THE FIRST item of legislative business before the Senate when it resumes operations today will be the Alaskan lands bill. The debate is likely to be long, ferocious and misleading. Before it begins, it may be well to recognize that neither of the two competing versions of this legislation is as bad as its opponents advertise.
The Senate energy committee bill, which is being opposed by the Carter administration and environmental organizations, would not open up Alaska's vast spaces to total destruction by exploiters of natural resources. The amendments that will be proposed to this bill -- and that are being opposed by the energy committee and the state of Alaska -- would not destroy Alaska's economy and would not deprive the nation of vast oil supplies.
The lands bill -- in either form -- is not an energy bill, a gun control bill or a "get" Alaska bill, despite all that has been and will be said. It is a bill that will determine how much federal protection the known and unknown resources of that state receive. The energy committee bill tilts toward opening up for use now or in the near future certain areas that the amendments, as well as the legislation that passed the House last winter, would put into the federal deep freeze.
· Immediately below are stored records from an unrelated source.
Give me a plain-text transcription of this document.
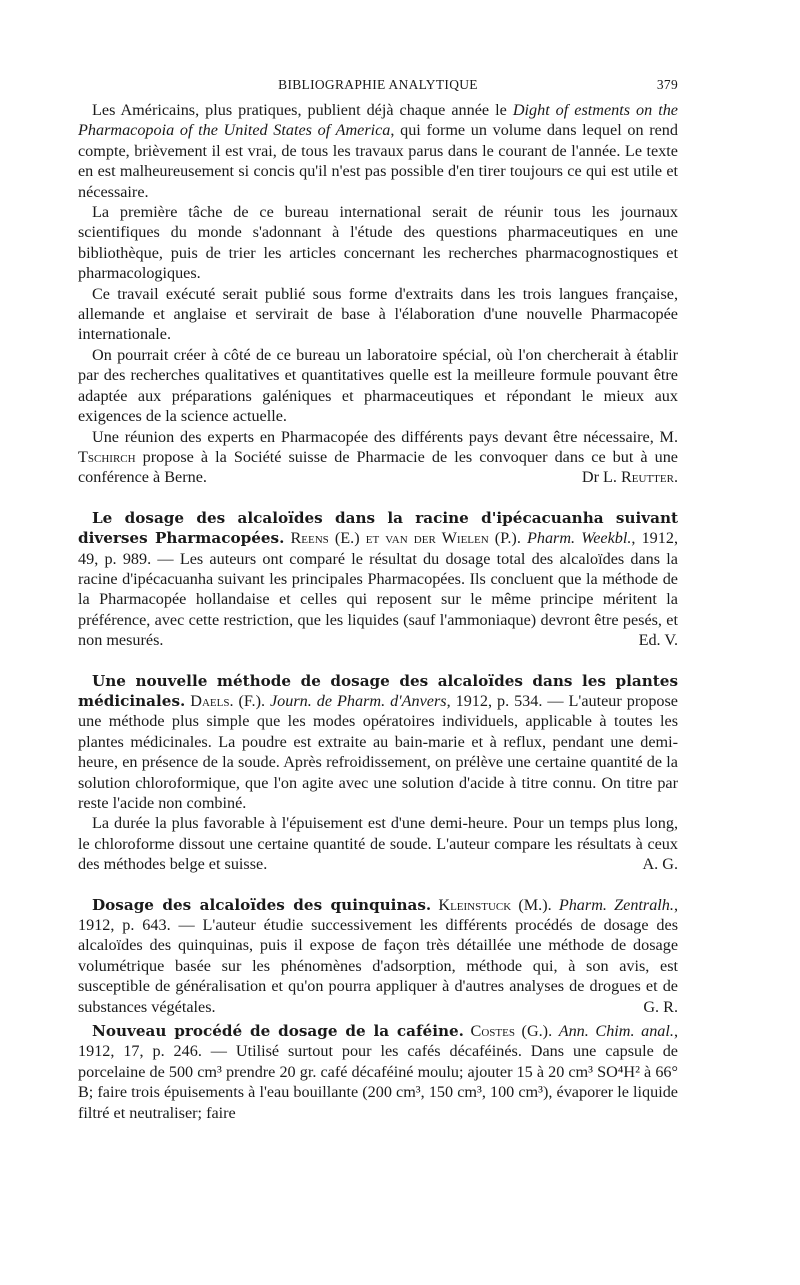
BIBLIOGRAPHIE ANALYTIQUE	379

Les Américains, plus pratiques, publient déjà chaque année le Dight of estments on the Pharmacopoia of the United States of America, qui forme un volume dans lequel on rend compte, brièvement il est vrai, de tous les travaux parus dans le courant de l'année. Le texte en est malheureusement si concis qu'il n'est pas possible d'en tirer toujours ce qui est utile et nécessaire.

La première tâche de ce bureau international serait de réunir tous les journaux scientifiques du monde s'adonnant à l'étude des questions pharmaceutiques en une bibliothèque, puis de trier les articles concernant les recherches pharmacognostiques et pharmacologiques.

Ce travail exécuté serait publié sous forme d'extraits dans les trois langues française, allemande et anglaise et servirait de base à l'élaboration d'une nouvelle Pharmacopée internationale.

On pourrait créer à côté de ce bureau un laboratoire spécial, où l'on chercherait à établir par des recherches qualitatives et quantitatives quelle est la meilleure formule pouvant être adaptée aux préparations galéniques et pharmaceutiques et répondant le mieux aux exigences de la science actuelle.

Une réunion des experts en Pharmacopée des différents pays devant être nécessaire, M. Tschirch propose à la Société suisse de Pharmacie de les convoquer dans ce but à une conférence à Berne.	Dr L. Reutter.

Le dosage des alcaloïdes dans la racine d'ipécacuanha suivant diverses Pharmacopées. Reens (E.) et van der Wielen (P.). Pharm. Weekbl., 1912, 49, p. 989. — Les auteurs ont comparé le résultat du dosage total des alcaloïdes dans la racine d'ipécacuanha suivant les principales Pharmacopées. Ils concluent que la méthode de la Pharmacopée hollandaise et celles qui reposent sur le même principe méritent la préférence, avec cette restriction, que les liquides (sauf l'ammoniaque) devront être pesés, et non mesurés.	Ed. V.

Une nouvelle méthode de dosage des alcaloïdes dans les plantes médicinales. Daels. (F.). Journ. de Pharm. d'Anvers, 1912, p. 534. — L'auteur propose une méthode plus simple que les modes opératoires individuels, applicable à toutes les plantes médicinales. La poudre est extraite au bain-marie et à reflux, pendant une demi-heure, en présence de la soude. Après refroidissement, on prélève une certaine quantité de la solution chloroformique, que l'on agite avec une solution d'acide à titre connu. On titre par reste l'acide non combiné.

La durée la plus favorable à l'épuisement est d'une demi-heure. Pour un temps plus long, le chloroforme dissout une certaine quantité de soude. L'auteur compare les résultats à ceux des méthodes belge et suisse.	A. G.

Dosage des alcaloïdes des quinquinas. Kleinstuck (M.). Pharm. Zentralh., 1912, p. 643. — L'auteur étudie successivement les différents procédés de dosage des alcaloïdes des quinquinas, puis il expose de façon très détaillée une méthode de dosage volumétrique basée sur les phénomènes d'adsorption, méthode qui, à son avis, est susceptible de généralisation et qu'on pourra appliquer à d'autres analyses de drogues et de substances végétales.	G. R.

Nouveau procédé de dosage de la caféine. Costes (G.). Ann. Chim. anal., 1912, 17, p. 246. — Utilisé surtout pour les cafés décaféinés. Dans une capsule de porcelaine de 500 cm³ prendre 20 gr. café décaféiné moulu; ajouter 15 à 20 cm³ SO⁴H² à 66° B; faire trois épuisements à l'eau bouillante (200 cm³, 150 cm³, 100 cm³), évaporer le liquide filtré et neutraliser; faire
This difference in approach is illustrated by the way the two versions treat the Arctic Wildlife Range. The energy committee wants that range opened now to oil exploration while reserving to Congress the future decision on whether to extract any oil that might be found there. The amendments, and the House bill, would declare the range to be wilderness where such exploration would be barred.
The difference is critical. If the range is closed to exploration, oil will be sought elsewhere in Alaska. If it is found, pressure to open the range will ease. But if the range is opened now, the resources used in exploring it will not be used elsewhere and, if oil is found under it, the pressure to develop the range -- at the expense of its wildlife -- will be enormous. That leads us to support the conclusion of the Carter administration: put the range in wilderness and look elsewhere first.
The Alaskan state government fears that putting a wilderness stamp on this range (and other areas) will close them forever to development. That is a legitimate fear because Congress has no record of releasing lands once they are designated as wildernesses or national parks. But the wilderness designation should not be regarded as totally irreversible. Its purpose is to preserve for the future as much unspoiled acreage as the nation can now afford. What the policy-makers of the future do with it is their business. Surely future members of Congress will not believe themselves unable to open the range (or other areas, such as the forests of southeast Alaska) if the time comes when the resources they contain are needed desperately.
This approach -- save what you can for the future -- is the one that should guide the Senate's work on this legislation. That is particularly true because knowledge of Alaska's resources is still skimpy.The wildlife range may rest on a vast pool of oil, although the odds are against it. There may or may not be vast pools elsewhere. In this situation, the wise policy is to preserve the best of Alaska until -- at least -- the rest of it has been fully developed. The five key amendments to the energy committee bill do just that.